Je pense qu'il est nécessaire de remonter à des formes anciennes pour comprendre la prononciation actuelle. La forme classique de la langue d’oc pour « moins » est mens, issu de mĭnus. Les parlers autour du Lizieux prononcent [ ms ] ou [ mĩs ]. Les textes anciens en langue d'oc donnent souvent « meins » ce qui doit être lu comme menhs (IN pouvant noter NH, comme ILL pouvait noter LH).
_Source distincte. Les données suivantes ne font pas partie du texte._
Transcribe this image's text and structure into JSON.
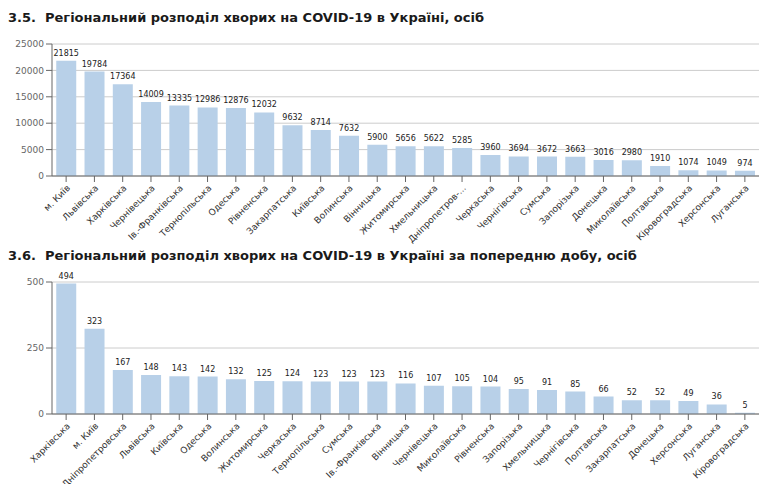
{
  "chart_data": [
    {
      "type": "bar",
      "title": "3.5.  Регіональний розподіл хворих на COVID-19 в Україні, осіб",
      "categories": [
        "м. Київ",
        "Львівська",
        "Харківська",
        "Чернівецька",
        "Ів.-Франківська",
        "Тернопільська",
        "Одеська",
        "Рівненська",
        "Закарпатська",
        "Київська",
        "Волинська",
        "Вінницька",
        "Житомирська",
        "Хмельницька",
        "Дніпропетров-...",
        "Черкаська",
        "Чернігівська",
        "Сумська",
        "Запорізька",
        "Донецька",
        "Миколаївська",
        "Полтавська",
        "Кіровоградська",
        "Херсонська",
        "Луганська"
      ],
      "values": [
        21815,
        19784,
        17364,
        14009,
        13335,
        12986,
        12876,
        12032,
        9632,
        8714,
        7632,
        5900,
        5656,
        5622,
        5285,
        3960,
        3694,
        3672,
        3663,
        3016,
        2980,
        1910,
        1074,
        1049,
        974
      ],
      "color": "#b8d0e8",
      "ylim": [
        0,
        25000
      ],
      "yticks": [
        0,
        5000,
        10000,
        15000,
        20000,
        25000
      ],
      "grid": true,
      "data_labels": true
    },
    {
      "type": "bar",
      "title": "3.6.  Регіональний розподіл хворих на COVID-19 в Україні за попередню добу, осіб",
      "categories": [
        "Харківська",
        "м. Київ",
        "Дніпропетровська",
        "Львівська",
        "Київська",
        "Одеська",
        "Волинська",
        "Житомирська",
        "Черкаська",
        "Тернопільська",
        "Сумська",
        "Ів.-Франківська",
        "Вінницька",
        "Чернівецька",
        "Миколаївська",
        "Рівненська",
        "Запорізька",
        "Хмельницька",
        "Чернігівська",
        "Полтавська",
        "Закарпатська",
        "Донецька",
        "Херсонська",
        "Луганська",
        "Кіровоградська"
      ],
      "values": [
        494,
        323,
        167,
        148,
        143,
        142,
        132,
        125,
        124,
        123,
        123,
        123,
        116,
        107,
        105,
        104,
        95,
        91,
        85,
        66,
        52,
        52,
        49,
        36,
        5
      ],
      "color": "#b8d0e8",
      "ylim": [
        0,
        500
      ],
      "yticks": [
        0,
        250,
        500
      ],
      "grid": true,
      "data_labels": true
    }
  ]
}
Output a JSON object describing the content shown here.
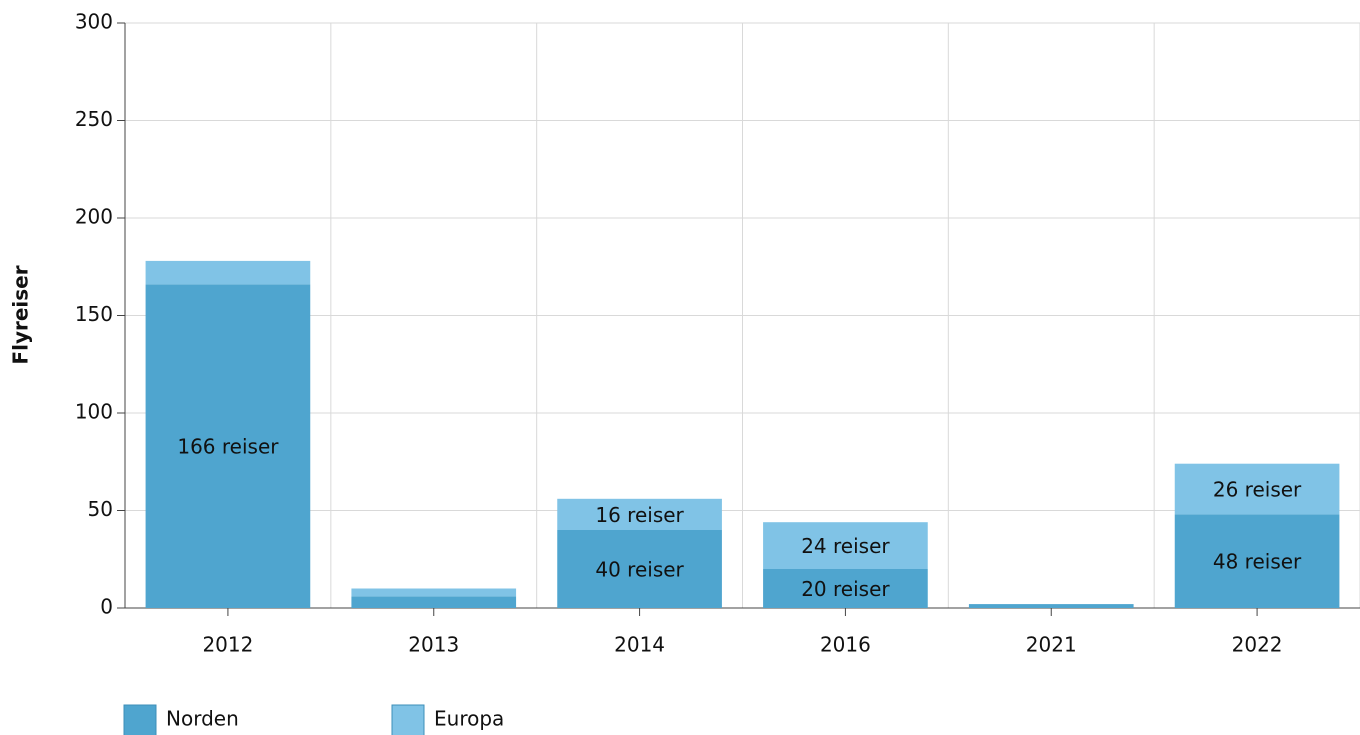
{
  "chart_data": {
    "type": "stacked_bar",
    "y_label": "Flyreiser",
    "categories": [
      "2012",
      "2013",
      "2014",
      "2016",
      "2021",
      "2022"
    ],
    "series": [
      {
        "name": "Norden",
        "color": "#4fa5cf",
        "values": [
          166,
          6,
          40,
          20,
          2,
          48
        ],
        "value_labels": [
          "166 reiser",
          null,
          "40 reiser",
          "20 reiser",
          null,
          "48 reiser"
        ]
      },
      {
        "name": "Europa",
        "color": "#80c3e6",
        "values": [
          12,
          4,
          16,
          24,
          0,
          26
        ],
        "value_labels": [
          null,
          null,
          "16 reiser",
          "24 reiser",
          null,
          "26 reiser"
        ]
      }
    ],
    "ylim": [
      0,
      300
    ],
    "yticks": [
      0,
      50,
      100,
      150,
      200,
      250,
      300
    ],
    "grid": true,
    "legend": "bottom"
  }
}
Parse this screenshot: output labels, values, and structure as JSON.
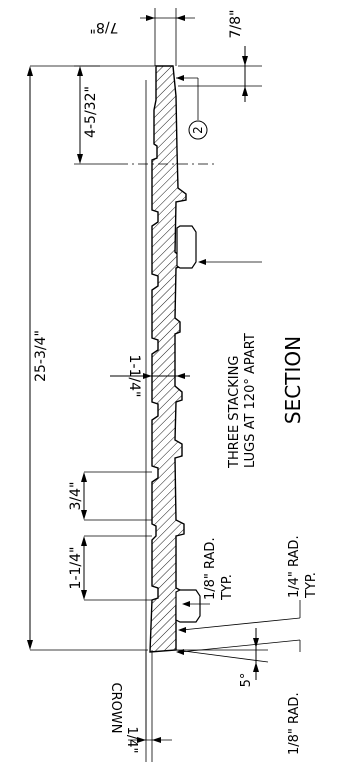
{
  "drawing": {
    "title": "SECTION",
    "dimensions": {
      "top_offset": "7/8\"",
      "right_offset": "7/8\"",
      "upper_height": "4-5/32\"",
      "overall_height": "25-3/4\"",
      "thickness": "1-1/4\"",
      "rib_spacing": "3/4\"",
      "lower_height": "1-1/4\"",
      "crown_value": "1/4\"",
      "crown_label": "CROWN",
      "angle": "5°"
    },
    "notes": {
      "balloon": "2",
      "lugs_line1": "THREE STACKING",
      "lugs_line2": "LUGS AT 120° APART",
      "rad1_line1": "1/8\" RAD.",
      "rad1_line2": "TYP.",
      "rad2_line1": "1/4\" RAD.",
      "rad2_line2": "TYP.",
      "rad3": "1/8\" RAD."
    }
  }
}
D’ailleurs, le catalan a toujours menhs écrit « menys », le gascon a mensh avec S chuintant qui ne se produit qu’après une palatale.

A Sainte-Sigolène et dans les environs immédiats, mens/mins est [ mi ] ; l'absence de nasalisation de I indique un processus différent ; une explication possible est la simplification de NS en S à une date ancienne, comme pour conselh > cosselh [ ku'sø ] « conseil », mais sans certitude, on écartera la forme sigolénoise des attestations de E devant N anciennement palatal. Les formes du Lizieux précédemment citées constituent cependant un élément fiable.

Un mot comme cenhta « enceinte » apporte un autre témoignage. Ce mot n’est plus vivant dans le patois de Sainte-Sigolène, mais on peut supposer qu’il n’a disparu que récemment. On en a une attestation dans le nom toponymique Pont de la cenhta sur la commune de Grazac et que l’on prononce [ pũ døla’sĩt(ɔ) ]. Ce lieu est nommé ainsi en raison de sa configuration entourée (ceinte) par des falaises. Le pont moderne est appelé « Pont de l’enceinte », le pont ancien étant transcrit « Pont de la sainte ». Ici aussi, S n'est pas chuinté, à la différence de cinc [ ’∫ĩ ] ; ceci signifie que l'articulation I est très récente, d'où le scénario où I serait ici l'aboutissement d'une articulation antérieure Ẹ. L'évolution a d'abord été ücĭncta > tshenhta > senhta. Pour la suite, l’hypothèse que nous pouvons formuler est que la voyelle E devant NH s’est fermée en Ẹ, ü senhta > sẹnhta > sẹnta. Ẹ se distingue de I en ne palatalisant pas les consonnes, la prononciation ne devient donc pas [ ’∫tɔ ] ; et pour terminer Ẹ devient [ i ] en patois sigolénois à une époque très récente.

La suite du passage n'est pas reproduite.